Kıbrıs Cumhuriyeti’ne karşı işlenen çifte suç, Yunan Junta ve EOKA B’nin faşist darbesi ve ardından gelen Türkiye’nin yasadışı işgalinden bu yana 45 yıl geçti. 45 yıl sonra Kıbrıs, ne yazık ki halâ bölünmüş bir ülkedir ve Türkiye, devletlerin egemenliği ve toprak bütünlüğü gibi uluslararası hukukun temel ilkelerini ihlâl ederek, Kıbrıs Cumhuriyeti topraklarının %37’sini yasadışı bir şekilde işgal etmeye devam etmektedir. Sonuç olarak, Kıbrıs halkı insan haklarının bariz bir şekilde ihlal edilmesinin acısını çekmeye devam ediyor.
Kıbrıslı Rumlar ve Kıbrıslı Türkler, aradan geçen bunca zaman içerisinde vatanlarının yeniden birleşmesi için mücadele etmeye devam ettiler. Avrupa Birleşik Sol-Nordik Yeşil Sol (GUE/NGL), adanın özgürlüğü ve yeniden birleşmesi için verdiği mücadelede Kıbrıs Halkı ile; Kıbrıslı Türkler ve Kıbrıslı Rumlar ile dayanışma içerisindedir. Bu özgürlük mücadelesi ancak Türkiye’nin askeri işgalinin sona ermesi, anakroniktik garanti sisteminin, müdahale hakkının kaldırılması ve Kıbrıs Cumhuriyeti’nin BM Güvenlik Konseyi kararlarında belirtildiği gibi, siyasi eşitliğe dayalı, iki toplumlu, iki bölgeli bir federasyona dönüşmesi ile başarılı bir sonuca ulaşabilir.
Türkiye Cumhuriyeti’nin Kıbrıs Cumhuriyeti Özel Ekonomik Bölgesi’ndeki yasadışı sondajları nedeniyle bir kez daha gerginlik yaşanması, Kıbrıs sorununun kapsamlı bir antlaşma çerçevesinde çözümünün bir zorunluluk olduğunu göstermektedir.
AB yalnızca söylemde değil, aynı zamanda Ankara’yı sorumluluğuyla yüzleşmeye zorlayacak inisiyatiflerle de Kıbrıs Cumhuriyeti ve Kıbrıs halkıyla gerçekten dayanışma içinde olmalıdır.

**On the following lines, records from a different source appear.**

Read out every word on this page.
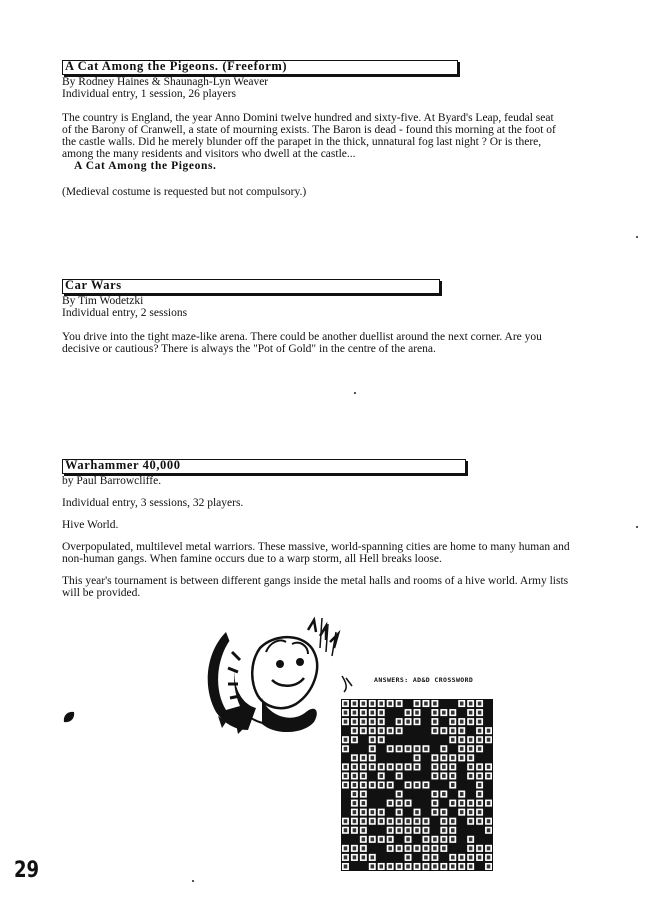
A Cat Among the Pigeons. (Freeform)
By Rodney Haines & Shaunagh-Lyn Weaver
Individual entry, 1 session, 26 players
The country is England, the year Anno Domini twelve hundred and sixty-five. At Byard's Leap, feudal seat of the Barony of Cranwell, a state of mourning exists. The Baron is dead - found this morning at the foot of the castle walls. Did he merely blunder off the parapet in the thick, unnatural fog last night ? Or is there, among the many residents and visitors who dwell at the castle...
A Cat Among the Pigeons.
(Medieval costume is requested but not compulsory.)
Car Wars
By Tim Wodetzki
Individual entry, 2 sessions
You drive into the tight maze-like arena. There could be another duellist around the next corner. Are you decisive or cautious? There is always the "Pot of Gold" in the centre of the arena.
Warhammer 40,000
by Paul Barrowcliffe.
Individual entry, 3 sessions, 32 players.
Hive World.
Overpopulated, multilevel metal warriors. These massive, world-spanning cities are home to many human and non-human gangs. When famine occurs due to a warp storm, all Hell breaks loose.
This year's tournament is between different gangs inside the metal halls and rooms of a hive world. Army lists will be provided.
ANSWERS: AD&D CROSSWORD
29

Türkiye’ye yasadışı eylemlerine son vermesi için gerçek baskı yapılmalıdır. Bu Kıbrıs’ta her iki tarafı da Kıbrıs sorununun çözümü için müzakere etmeye teşvik edecektir. Kıbrıs sorununun çözümü ile tüm karasuları ve doğal kaynaklar federal düzeyde, iki toplumun kendi aralarındaki anlaşmalarına dayalı olarak paylaşılacağından, doğal kaynaklar ve deniz hukuku ile ilgili diğer meselelere de kalıcı çözüm getirilecektir. Böylelikle Türkiye ile ortaya çıkabilecek sonraki anlaşmazlıklar diyalog yoluyla BM Denizler Kanunu uyarınca çözülecektir.
BM Genel Sekreteri tarafından sunulan raporlardan ortaya çıktığı üzere, Kıbrıs sorunu ile ilgili müzakereler iki yıl önce çok ileri bir aşamaya ulaşmıştı. Müzakereler, Birleşmiş Milletler Genel Sekreteri’nin ortaya koyduğu çerçevede, çözümün uygulanmasına ilişkin gayrı resmî belge temelinde ve kaydedilen yakınlaşmalar dikkate alınarak Crans Montana’da kaldığı yerden devam etmelidir.
Avrupa Parlamentosu Sol Grubu, Kıbrıs’ta her iki toplumda şovenizme ve bölünmeye karşı çıkan, iki toplumlu, iki bölgeli bir federasyon mücadelesi verenlerin yanındadır. Kıbrıslıların barışa, AB’nin de bir başarı hikâyesine ihtiyacı vardır.